The latest issue of Time magazine features a cover story entitled “What Will Justice Kennedy Do?” Among other things, the story attempts to make sense out of the fact that Kennedy sometimes sides with the Supreme Court’s more conservative justices while at other times siding with the Court’s liberals. “More and more cases are decided based on his idiosyncratic values,” Time says.

David Boaz of the Cato Institute argues that there might be a better word than “idiosyncratic” to describe Kennedy’s approach:

Justice Kennedy seems to be very concerned with liberty. He often sides with conservatives on economic issues (which are actually never mentioned by Time) and campaign speech, and with liberals on civil liberties, gay rights, and school prayer.
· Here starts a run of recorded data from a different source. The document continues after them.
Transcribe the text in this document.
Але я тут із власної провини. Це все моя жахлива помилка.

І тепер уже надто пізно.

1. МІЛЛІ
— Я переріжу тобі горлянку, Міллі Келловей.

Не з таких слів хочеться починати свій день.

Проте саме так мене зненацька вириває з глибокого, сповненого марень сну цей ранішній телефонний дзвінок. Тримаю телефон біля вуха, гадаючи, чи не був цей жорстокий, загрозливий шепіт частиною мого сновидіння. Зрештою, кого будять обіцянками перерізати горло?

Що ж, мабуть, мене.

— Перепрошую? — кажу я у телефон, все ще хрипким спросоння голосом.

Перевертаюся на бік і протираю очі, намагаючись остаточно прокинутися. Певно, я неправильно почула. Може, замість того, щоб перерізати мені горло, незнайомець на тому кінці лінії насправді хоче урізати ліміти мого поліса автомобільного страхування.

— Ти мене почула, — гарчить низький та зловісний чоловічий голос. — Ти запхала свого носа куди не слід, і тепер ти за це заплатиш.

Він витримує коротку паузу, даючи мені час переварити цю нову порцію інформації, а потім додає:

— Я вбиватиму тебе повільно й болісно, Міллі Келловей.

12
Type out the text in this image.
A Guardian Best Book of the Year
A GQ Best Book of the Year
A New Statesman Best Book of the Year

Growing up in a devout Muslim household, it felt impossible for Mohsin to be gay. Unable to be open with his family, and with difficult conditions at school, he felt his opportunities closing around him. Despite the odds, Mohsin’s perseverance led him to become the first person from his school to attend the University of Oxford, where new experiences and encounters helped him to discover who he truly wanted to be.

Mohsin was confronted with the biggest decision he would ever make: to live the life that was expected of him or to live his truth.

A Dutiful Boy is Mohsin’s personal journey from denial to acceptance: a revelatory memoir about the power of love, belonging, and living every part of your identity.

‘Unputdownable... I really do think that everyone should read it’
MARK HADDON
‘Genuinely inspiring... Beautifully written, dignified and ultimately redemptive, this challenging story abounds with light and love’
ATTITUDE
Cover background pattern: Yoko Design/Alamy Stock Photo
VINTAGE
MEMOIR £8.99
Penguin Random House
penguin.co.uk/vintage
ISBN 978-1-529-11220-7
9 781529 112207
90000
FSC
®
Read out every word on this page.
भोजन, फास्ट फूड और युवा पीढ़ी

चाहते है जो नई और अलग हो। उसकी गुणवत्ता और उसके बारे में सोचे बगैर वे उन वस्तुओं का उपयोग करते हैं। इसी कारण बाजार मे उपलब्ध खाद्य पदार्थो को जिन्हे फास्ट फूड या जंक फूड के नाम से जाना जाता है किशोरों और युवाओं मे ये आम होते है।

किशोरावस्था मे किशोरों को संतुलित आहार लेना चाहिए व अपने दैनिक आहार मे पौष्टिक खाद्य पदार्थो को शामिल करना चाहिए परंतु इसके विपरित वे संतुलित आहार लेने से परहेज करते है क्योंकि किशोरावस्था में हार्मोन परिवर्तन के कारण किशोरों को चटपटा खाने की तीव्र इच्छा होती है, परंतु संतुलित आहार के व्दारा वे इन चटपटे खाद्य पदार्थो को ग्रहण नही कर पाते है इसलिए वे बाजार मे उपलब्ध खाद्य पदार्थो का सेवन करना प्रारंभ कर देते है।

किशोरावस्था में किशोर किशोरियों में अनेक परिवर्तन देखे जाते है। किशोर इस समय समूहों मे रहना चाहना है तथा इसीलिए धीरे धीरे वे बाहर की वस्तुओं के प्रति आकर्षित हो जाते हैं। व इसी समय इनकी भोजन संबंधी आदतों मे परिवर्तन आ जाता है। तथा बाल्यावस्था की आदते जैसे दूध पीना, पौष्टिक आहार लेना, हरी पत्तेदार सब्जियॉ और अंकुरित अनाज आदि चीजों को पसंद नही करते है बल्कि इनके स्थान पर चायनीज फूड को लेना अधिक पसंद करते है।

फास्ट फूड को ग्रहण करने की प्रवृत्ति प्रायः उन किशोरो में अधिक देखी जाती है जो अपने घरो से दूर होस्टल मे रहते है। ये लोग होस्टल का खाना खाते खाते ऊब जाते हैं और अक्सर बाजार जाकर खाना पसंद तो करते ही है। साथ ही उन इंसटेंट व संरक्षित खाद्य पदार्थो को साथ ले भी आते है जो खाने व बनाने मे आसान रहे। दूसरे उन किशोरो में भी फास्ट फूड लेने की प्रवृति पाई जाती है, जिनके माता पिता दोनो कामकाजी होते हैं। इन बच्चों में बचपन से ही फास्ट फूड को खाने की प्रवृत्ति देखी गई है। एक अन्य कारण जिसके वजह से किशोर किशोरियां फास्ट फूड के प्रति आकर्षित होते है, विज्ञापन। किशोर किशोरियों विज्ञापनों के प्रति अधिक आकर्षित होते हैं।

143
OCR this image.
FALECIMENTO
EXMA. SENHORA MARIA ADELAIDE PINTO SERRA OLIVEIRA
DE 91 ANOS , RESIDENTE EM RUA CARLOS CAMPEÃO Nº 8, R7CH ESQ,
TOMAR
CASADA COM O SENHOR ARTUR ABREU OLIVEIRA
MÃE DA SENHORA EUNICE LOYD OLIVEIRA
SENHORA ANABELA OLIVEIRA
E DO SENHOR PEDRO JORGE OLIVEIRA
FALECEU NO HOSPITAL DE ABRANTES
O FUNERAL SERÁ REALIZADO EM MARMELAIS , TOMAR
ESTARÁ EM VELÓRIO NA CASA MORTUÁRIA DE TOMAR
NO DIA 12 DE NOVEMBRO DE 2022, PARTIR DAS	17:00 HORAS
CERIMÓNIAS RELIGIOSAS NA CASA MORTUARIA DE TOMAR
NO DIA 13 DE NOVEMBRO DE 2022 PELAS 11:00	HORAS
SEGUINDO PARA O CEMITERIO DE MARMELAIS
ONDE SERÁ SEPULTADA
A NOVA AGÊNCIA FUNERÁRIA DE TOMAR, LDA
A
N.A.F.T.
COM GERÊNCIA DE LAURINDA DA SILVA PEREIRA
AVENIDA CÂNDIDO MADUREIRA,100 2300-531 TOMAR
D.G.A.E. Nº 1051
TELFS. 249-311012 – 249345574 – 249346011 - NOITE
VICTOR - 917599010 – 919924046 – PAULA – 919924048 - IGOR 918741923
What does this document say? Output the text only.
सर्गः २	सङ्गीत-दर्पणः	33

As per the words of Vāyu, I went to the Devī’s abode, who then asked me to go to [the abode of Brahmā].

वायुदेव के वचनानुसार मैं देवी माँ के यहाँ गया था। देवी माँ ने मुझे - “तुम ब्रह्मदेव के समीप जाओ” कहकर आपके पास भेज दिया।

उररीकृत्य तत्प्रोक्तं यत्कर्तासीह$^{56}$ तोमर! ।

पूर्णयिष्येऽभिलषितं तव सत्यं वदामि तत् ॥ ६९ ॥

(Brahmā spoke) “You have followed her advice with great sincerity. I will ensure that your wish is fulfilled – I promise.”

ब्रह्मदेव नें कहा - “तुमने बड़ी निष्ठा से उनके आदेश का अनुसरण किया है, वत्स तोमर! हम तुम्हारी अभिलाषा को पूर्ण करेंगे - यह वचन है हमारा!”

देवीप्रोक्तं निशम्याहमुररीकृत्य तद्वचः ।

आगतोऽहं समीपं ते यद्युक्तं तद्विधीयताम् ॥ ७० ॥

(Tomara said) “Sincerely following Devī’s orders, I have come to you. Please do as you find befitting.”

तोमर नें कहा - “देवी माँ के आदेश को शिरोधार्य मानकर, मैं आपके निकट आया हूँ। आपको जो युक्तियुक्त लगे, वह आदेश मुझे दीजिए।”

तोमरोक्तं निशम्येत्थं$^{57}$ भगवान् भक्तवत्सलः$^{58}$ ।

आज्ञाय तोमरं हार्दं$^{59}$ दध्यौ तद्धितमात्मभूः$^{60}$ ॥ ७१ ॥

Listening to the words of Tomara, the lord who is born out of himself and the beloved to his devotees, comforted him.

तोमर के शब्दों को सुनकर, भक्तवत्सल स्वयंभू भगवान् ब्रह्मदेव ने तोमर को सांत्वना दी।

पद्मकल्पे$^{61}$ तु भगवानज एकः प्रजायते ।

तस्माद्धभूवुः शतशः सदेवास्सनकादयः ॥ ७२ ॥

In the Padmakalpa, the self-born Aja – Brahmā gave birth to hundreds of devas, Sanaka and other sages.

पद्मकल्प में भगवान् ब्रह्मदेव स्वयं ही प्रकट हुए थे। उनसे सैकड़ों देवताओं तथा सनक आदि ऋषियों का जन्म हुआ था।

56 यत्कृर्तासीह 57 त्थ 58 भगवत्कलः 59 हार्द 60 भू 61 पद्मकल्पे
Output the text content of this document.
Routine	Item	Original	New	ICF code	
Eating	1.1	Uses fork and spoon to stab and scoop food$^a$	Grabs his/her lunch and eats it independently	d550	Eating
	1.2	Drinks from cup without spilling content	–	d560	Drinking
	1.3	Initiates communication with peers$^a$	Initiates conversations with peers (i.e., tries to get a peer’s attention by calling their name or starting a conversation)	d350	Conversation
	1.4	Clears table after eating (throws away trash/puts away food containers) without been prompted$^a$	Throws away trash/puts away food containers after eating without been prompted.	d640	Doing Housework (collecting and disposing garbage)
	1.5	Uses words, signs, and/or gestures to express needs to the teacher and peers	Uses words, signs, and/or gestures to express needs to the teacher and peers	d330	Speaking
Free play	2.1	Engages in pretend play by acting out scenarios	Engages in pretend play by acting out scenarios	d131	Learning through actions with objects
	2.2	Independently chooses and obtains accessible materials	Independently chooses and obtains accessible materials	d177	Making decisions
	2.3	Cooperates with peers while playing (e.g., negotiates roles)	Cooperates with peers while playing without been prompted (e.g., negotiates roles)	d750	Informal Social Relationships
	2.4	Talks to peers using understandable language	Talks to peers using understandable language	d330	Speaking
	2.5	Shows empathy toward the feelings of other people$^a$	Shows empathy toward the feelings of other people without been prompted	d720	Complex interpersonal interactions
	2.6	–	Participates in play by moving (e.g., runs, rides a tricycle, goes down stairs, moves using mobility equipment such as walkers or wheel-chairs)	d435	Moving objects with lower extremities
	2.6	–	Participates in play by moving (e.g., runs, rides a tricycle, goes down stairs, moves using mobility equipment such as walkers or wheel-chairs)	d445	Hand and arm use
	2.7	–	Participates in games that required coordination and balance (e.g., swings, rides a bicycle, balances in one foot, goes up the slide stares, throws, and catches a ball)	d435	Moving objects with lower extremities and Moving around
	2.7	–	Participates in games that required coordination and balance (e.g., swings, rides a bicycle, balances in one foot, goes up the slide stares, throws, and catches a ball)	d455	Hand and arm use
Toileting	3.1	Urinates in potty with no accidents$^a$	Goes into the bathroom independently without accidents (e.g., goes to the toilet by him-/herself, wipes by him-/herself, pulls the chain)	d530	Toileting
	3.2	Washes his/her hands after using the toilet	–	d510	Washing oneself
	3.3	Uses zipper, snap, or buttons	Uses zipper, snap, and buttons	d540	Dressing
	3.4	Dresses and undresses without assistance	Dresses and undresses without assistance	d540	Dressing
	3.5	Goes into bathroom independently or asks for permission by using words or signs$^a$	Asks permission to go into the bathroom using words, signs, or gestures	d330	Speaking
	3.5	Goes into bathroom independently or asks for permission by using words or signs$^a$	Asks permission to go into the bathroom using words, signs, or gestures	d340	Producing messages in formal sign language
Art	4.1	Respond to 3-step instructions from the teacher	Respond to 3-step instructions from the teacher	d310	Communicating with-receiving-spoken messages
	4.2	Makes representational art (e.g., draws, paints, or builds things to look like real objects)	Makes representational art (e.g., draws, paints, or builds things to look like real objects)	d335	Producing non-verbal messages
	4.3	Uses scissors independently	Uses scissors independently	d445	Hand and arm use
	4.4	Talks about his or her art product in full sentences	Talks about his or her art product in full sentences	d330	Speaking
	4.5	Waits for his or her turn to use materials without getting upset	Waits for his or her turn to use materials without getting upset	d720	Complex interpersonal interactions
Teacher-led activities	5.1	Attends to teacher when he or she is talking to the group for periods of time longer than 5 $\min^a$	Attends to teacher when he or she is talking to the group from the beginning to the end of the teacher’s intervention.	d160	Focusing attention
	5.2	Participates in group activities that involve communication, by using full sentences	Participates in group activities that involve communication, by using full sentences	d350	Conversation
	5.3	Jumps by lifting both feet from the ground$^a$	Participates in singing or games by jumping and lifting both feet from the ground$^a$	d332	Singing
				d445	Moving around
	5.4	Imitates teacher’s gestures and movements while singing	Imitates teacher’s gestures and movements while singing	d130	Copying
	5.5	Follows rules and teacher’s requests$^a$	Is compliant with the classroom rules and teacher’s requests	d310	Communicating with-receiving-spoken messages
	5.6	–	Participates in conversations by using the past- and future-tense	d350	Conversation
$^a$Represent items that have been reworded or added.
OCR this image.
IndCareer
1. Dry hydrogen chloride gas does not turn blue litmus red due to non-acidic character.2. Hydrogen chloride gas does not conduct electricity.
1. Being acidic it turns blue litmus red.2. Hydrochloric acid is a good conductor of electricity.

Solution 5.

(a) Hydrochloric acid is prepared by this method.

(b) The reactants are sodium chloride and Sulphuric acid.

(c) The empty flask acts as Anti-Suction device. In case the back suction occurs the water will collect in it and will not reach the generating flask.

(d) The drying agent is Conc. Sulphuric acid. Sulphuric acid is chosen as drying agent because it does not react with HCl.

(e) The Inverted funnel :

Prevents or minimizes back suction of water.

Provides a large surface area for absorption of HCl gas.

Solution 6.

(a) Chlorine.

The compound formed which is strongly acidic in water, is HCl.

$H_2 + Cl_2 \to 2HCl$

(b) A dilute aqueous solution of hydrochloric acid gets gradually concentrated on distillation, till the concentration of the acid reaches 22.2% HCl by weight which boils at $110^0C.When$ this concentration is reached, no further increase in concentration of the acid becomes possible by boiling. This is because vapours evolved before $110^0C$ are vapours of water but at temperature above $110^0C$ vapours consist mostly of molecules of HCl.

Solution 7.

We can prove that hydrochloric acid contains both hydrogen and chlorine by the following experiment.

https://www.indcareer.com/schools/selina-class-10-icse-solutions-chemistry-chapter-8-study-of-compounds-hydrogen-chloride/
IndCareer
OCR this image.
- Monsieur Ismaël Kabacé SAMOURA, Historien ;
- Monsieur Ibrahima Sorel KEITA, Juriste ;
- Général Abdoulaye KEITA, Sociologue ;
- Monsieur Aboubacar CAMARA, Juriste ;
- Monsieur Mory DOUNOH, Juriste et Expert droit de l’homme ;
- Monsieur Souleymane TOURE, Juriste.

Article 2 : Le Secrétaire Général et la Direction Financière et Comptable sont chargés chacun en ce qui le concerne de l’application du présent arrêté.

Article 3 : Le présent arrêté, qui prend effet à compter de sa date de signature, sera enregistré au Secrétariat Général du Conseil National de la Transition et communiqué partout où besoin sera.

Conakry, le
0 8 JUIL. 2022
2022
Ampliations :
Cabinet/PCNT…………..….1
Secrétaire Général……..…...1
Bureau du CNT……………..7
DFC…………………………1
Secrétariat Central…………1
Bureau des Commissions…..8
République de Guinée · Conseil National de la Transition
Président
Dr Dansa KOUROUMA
Pretty inconsistent, huh?

Or then again, maybe Justice Kennedy has a basically libertarian view of the world and the Constitution. The word “libertarian” never appears in the article. Perhaps it should.

Boaz makes it clear that he isn’t calling Kennedy “a down-the-line, Nozick-reading, Cato Institute libertarian,” but rather is saying that there’s “a strong libertarian streak in Kennedy’s jurisprudence.” I think that’s a fair statement. In addition to the issues Boaz mentions, Kennedy has also cast libertarian-leaning votes against race-based government classifications and in favor of protecting unpopular speech like flag burning. But then again Kennedy also sided with the majority in two of the most notoriously non-libertarian decisions in recent years: Gonzales v. Raich, which upheld the federal government’s ban on marijuana as a valid exercise of congressional power under the Commerce Clause, and Kelo v. City of New London, which allowed New London, Connecticut's abusive use of eminent domain to stand. So while the term libertarian may apply to a nice chunk of Kennedy’s jurisprudence, it unfortunately does not apply to all of it.